Information about the visit is scarce. Apsnipress reported that “the issues of security” were discussed at the meeting, which was held on initiative of the Georgian side, according to Abkhaz news agency, Apsnipress. Alasania, reportedly, left for New York shortly after the visit without making any comments for the press.
“We are ready for direct contacts with the Abkhaz side and the fact that Mr. Alasania visited Sokhumi is a practical step by us to find common language with our Abkhaz compatriots,” Davit Bakradze, former foreign minister and leader of the ruling party, said on May 13.
Alasania’s talks with the Abkhaz leadership came after the U.S. Deputy Assistant Secretary of State for European and Eurasian Affairs, Mathew Bryza, visited Sokhumi on May 10-11.
The last time when Georgian and Abkhaz senior official met in Sokhumi was in October, 2007, when then Georgian State Minister for Conflict Resolution Issues Davit Bakradze held talks with the Foreign Minister of breakaway region Sergey Shamba.

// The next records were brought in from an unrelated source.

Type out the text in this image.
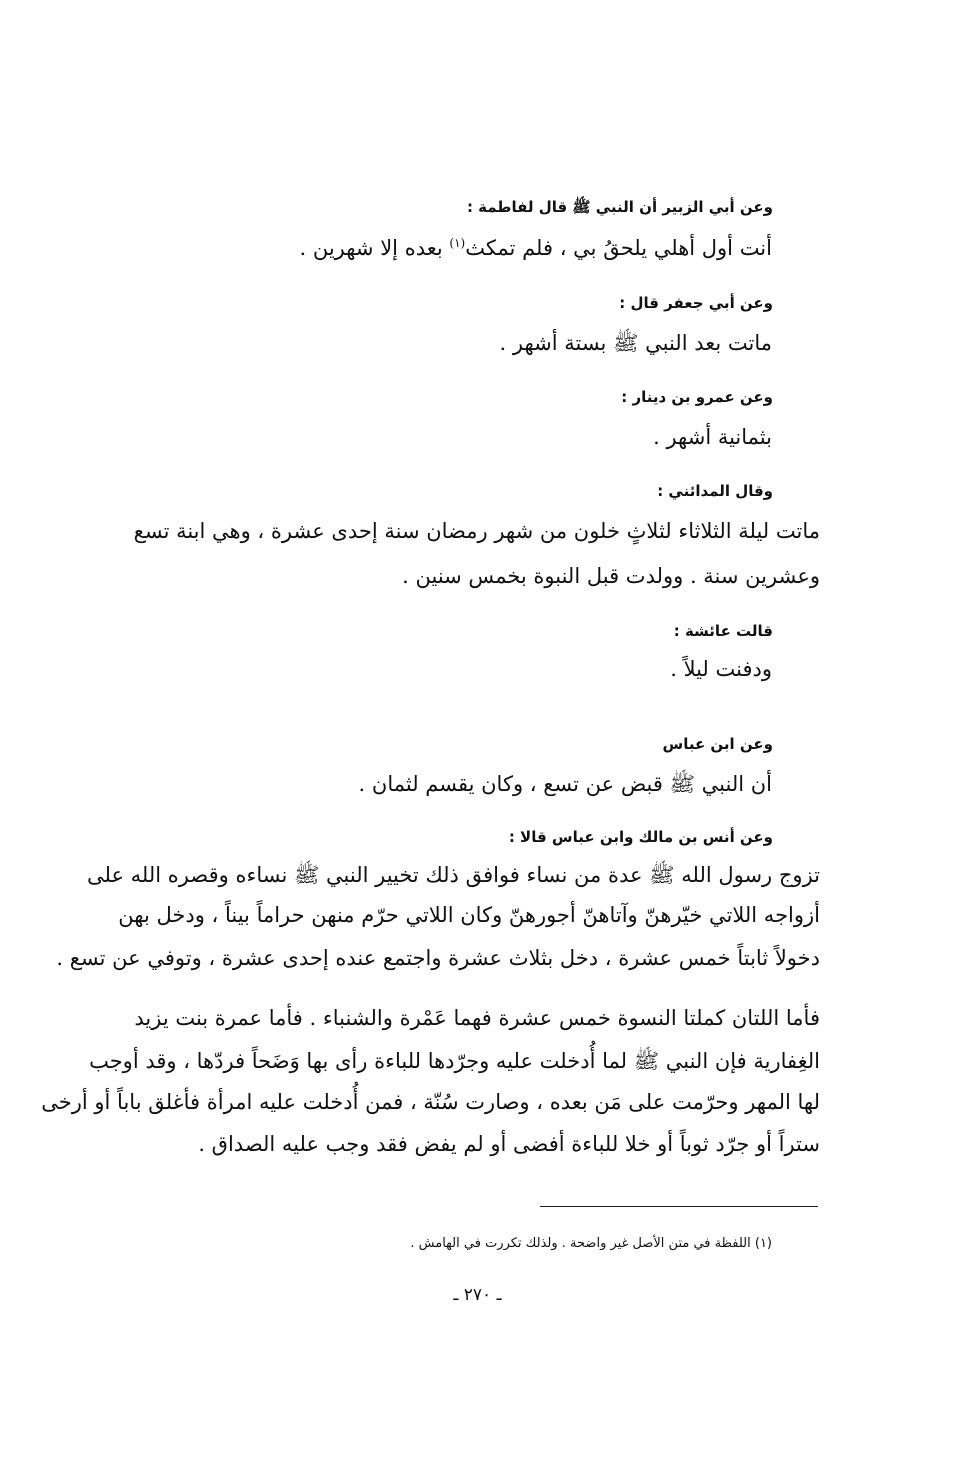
وعن أبي الزبير أن النبي ﷺ قال لفاطمة :
أنت أول أهلي يلحقُ بي ، فلم تمكث$^{(١)}$ بعده إلا شهرين .
وعن أبي جعفر قال :
ماتت بعد النبي ﷺ بستة أشهر .
وعن عمرو بن دينار :
بثمانية أشهر .
وقال المدائني :
ماتت ليلة الثلاثاء لثلاثٍ خلون من شهر رمضان سنة إحدى عشرة ، وهي ابنة تسع
وعشرين سنة . وولدت قبل النبوة بخمس سنين .
قالت عائشة :
ودفنت ليلاً .
وعن ابن عباس
أن النبي ﷺ قبض عن تسع ، وكان يقسم لثمان .
وعن أنس بن مالك وابن عباس قالا :
تزوج رسول الله ﷺ عدة من نساء فوافق ذلك تخيير النبي ﷺ نساءه وقصره الله على
أزواجه اللاتي خيّرهنّ وآتاهنّ أجورهنّ وكان اللاتي حرّم منهن حراماً بيناً ، ودخل بهن
دخولاً ثابتاً خمس عشرة ، دخل بثلاث عشرة واجتمع عنده إحدى عشرة ، وتوفي عن تسع .
فأما اللتان كملتا النسوة خمس عشرة فهما عَمْرة والشنباء . فأما عمرة بنت يزيد
الغِفارية فإن النبي ﷺ لما أُدخلت عليه وجرّدها للباءة رأى بها وَضَحاً فردّها ، وقد أوجب
لها المهر وحرّمت على مَن بعده ، وصارت سُنّة ، فمن أُدخلت عليه امرأة فأغلق باباً أو أرخى
ستراً أو جرّد ثوباً أو خلا للباءة أفضى أو لم يفض فقد وجب عليه الصداق .
(١) اللفظة في متن الأصل غير واضحة . ولذلك تكررت في الهامش .
ـ ٢٧٠ ـ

Alasania, a respected negotiator in Sokhumi, was sidelined from talks with the Abkhaz side in June, 2006 after President Saakashvili appointed him as Georgia’s envoy in UN – the move which was criticized by many local commentators and opposition politicians.
Before that appointment Alasania served as Georgian presidential aide for the Abkhaz conflict resolution. In his capacity in charge of the Abkhaz issues, Alasania managed in March, 2006 to agree with the Abkhaz side to resume the Georgian-Abkhaz Coordination Council – a tool for direct talks between the sides. The Council has not been convened since then. Sergey Shamba, the foreign minister of breakaway region, has said for several times in the past about Alasania that he was “a very constructive person” with whom it was possible to hold consultations.